Assam CM Himanta Biswa Sarma on Saturday said that that this year there will be some rationalization of AFSPA.
Addressing a press conference in Guwahati, the Chief Minister said, "Assam will see some rationalization of AFSPA during the year 2022 as Army has virtually withdrawn from Assam leaving five-six districts. So it is a dynamic situation."
He further said that after four months, AFSPA will come up for renewal, at that stage, the Assam government will take pragmatic decisions in consultation with the Home department.
On the continuation of AFSPA in Nagaland, he said the Centre has already formed a committee to look into the matter. "The committee will submit its report in 45 days and I am hopeful there will be certain positive development," he added.
The Centre had on December 26 constituted a high-level committee headed by a secretary rank officer to examine the possibility of lifting the controversial AFSPA in Nagaland, apparently to soothe the rising tension in the northeastern state over the killing of 14 civilians.
The committee was set up three days after Union Home Minister Amit Shah held a meeting with Sarma and his Nagaland counterpart Neiphiu Rio.
The demand for repeal of AFSPA from the north east came to the fore in December last year after 13 civilians were gunned down by the Army in a botched anti-insurgency operation in Nagaland and another person was killed in subsequent violence. The demand was made to the Centre even by the chief ministers of Nagaland and Meghalaya.

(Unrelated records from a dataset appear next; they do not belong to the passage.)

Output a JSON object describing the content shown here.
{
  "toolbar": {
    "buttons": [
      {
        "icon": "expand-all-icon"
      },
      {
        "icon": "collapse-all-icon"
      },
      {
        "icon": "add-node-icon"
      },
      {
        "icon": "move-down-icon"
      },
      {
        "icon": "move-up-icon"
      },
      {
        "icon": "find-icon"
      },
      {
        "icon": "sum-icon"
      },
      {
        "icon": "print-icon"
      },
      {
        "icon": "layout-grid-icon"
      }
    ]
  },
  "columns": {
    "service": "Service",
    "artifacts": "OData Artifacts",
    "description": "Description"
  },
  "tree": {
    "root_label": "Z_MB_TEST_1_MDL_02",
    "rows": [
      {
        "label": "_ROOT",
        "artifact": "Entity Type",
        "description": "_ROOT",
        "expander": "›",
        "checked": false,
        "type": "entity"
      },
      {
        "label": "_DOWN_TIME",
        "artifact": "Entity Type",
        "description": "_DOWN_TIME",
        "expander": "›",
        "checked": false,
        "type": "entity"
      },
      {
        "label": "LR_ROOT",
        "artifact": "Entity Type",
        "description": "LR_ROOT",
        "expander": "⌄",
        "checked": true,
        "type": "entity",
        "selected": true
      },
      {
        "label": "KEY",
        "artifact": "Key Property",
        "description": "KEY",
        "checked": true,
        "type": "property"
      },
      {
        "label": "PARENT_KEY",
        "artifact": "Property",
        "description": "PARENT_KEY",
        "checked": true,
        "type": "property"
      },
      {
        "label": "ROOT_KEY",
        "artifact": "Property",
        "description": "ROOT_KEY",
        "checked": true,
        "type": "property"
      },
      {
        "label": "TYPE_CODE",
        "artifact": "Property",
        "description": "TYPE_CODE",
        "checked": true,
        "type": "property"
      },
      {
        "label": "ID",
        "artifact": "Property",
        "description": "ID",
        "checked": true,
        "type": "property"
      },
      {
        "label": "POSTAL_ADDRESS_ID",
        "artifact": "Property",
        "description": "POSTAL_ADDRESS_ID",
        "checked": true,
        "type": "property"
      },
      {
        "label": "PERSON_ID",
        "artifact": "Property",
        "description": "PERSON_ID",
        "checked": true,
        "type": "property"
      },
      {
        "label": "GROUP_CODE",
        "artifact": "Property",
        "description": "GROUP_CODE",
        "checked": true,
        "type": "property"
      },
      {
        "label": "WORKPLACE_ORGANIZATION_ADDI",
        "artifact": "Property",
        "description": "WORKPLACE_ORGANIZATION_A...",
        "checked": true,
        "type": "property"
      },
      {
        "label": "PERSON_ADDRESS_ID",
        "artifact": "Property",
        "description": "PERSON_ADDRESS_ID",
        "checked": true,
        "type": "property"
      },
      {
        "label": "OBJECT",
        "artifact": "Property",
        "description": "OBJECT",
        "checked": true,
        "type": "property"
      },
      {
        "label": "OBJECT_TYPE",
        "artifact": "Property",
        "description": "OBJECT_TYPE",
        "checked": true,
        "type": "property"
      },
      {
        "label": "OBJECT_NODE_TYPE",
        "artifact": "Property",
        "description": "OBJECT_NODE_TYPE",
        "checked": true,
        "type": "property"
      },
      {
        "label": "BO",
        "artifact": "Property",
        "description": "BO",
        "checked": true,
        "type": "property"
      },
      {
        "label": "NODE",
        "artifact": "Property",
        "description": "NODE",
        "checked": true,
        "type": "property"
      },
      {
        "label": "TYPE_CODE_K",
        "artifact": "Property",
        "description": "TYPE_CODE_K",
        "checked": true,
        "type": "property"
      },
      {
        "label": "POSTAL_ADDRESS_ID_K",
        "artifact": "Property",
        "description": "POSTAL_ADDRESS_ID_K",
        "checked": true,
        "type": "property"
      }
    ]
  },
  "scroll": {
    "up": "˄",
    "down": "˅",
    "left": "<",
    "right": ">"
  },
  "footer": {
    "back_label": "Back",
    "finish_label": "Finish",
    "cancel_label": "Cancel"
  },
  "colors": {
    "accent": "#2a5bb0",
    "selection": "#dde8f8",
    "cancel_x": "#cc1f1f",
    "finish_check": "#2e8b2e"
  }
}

The Act is in force in Manipur (excluding Imphal Municipal Council Area), in Changlang, Longding and Tirap districts of Arunachal Pradesh and areas falling within the jurisdiction of eight police stations of its districts bordering Assam, besides Nagaland and Assam. It was extended by six months in Nagaland by the Centre earlier this week.

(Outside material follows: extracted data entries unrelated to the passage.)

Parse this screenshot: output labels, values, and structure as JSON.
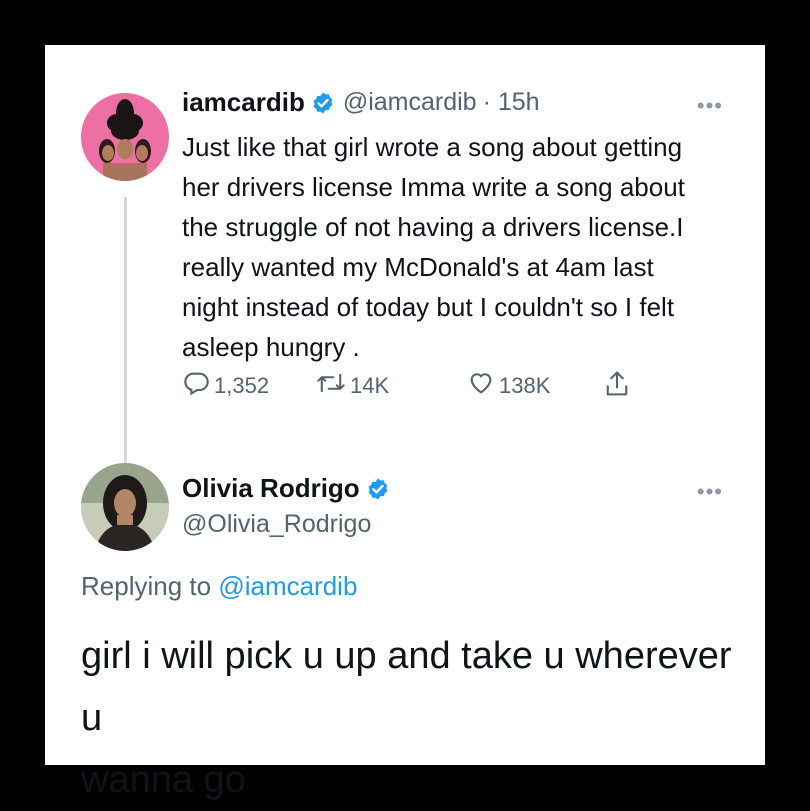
{
  "tweet1": {
    "name": "iamcardib",
    "handle": "@iamcardib",
    "time": "· 15h",
    "text": "Just like that girl wrote a song about getting\nher drivers license Imma write a song about\nthe struggle of not having a drivers license.I\nreally wanted my McDonald's at 4am last\nnight instead of today but I couldn't so I felt\nasleep hungry .",
    "replies": "1,352",
    "retweets": "14K",
    "likes": "138K",
    "more_label": "•••"
  },
  "tweet2": {
    "name": "Olivia Rodrigo",
    "handle": "@Olivia_Rodrigo",
    "replying_prefix": "Replying to",
    "replying_handle": "@iamcardib",
    "text": "girl i will pick u up and take u wherever u\nwanna go",
    "more_label": "•••"
  },
  "icons": {
    "verified": "verified-badge-icon",
    "reply": "reply-icon",
    "retweet": "retweet-icon",
    "like": "heart-icon",
    "share": "share-icon",
    "more": "more-dots-icon"
  },
  "colors": {
    "brand_blue": "#1d9bf0",
    "secondary_text": "#536471",
    "avatar1_bg": "#ee6fa4"
  }
}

Sarma said tribal insurgency is almost over in Assam and credited the civil society organisations and students bodies for it. "The era of tribal militancy is over. All militant groups, but the ULFA have come overground and deposited arms ... Our last hurdle is ULFA(I)," he said.
"The tribals are now firm on standing against insurgency. There won't be any resurgence of militancy among them if we do not inflict any injustice on them," the chief minister said.
Sarma said he has learnt from his personal interactions with people who are directly or indirectly in touch with ULFA(I) chief, Paresh Barua that the militant leader wants a negotiated settlement like the government.
"The stumbling block is 'sovereignty'. ULFA(I) will want discussion over it, which we cannot hold. We are working on breaking the deadlock," he said.
The unilateral ceasefire called by ULFA(I) in response to his call for peace after assuming office in May last year is a positive step. The Assam government reciprocated by not engaging in any "direct conflict" with the outfit in the last eight months, Sarma said. "But if we get information that people are trying to join ULFA(I) or its members are demanding money from the people then as the government we have to interve ne," he added.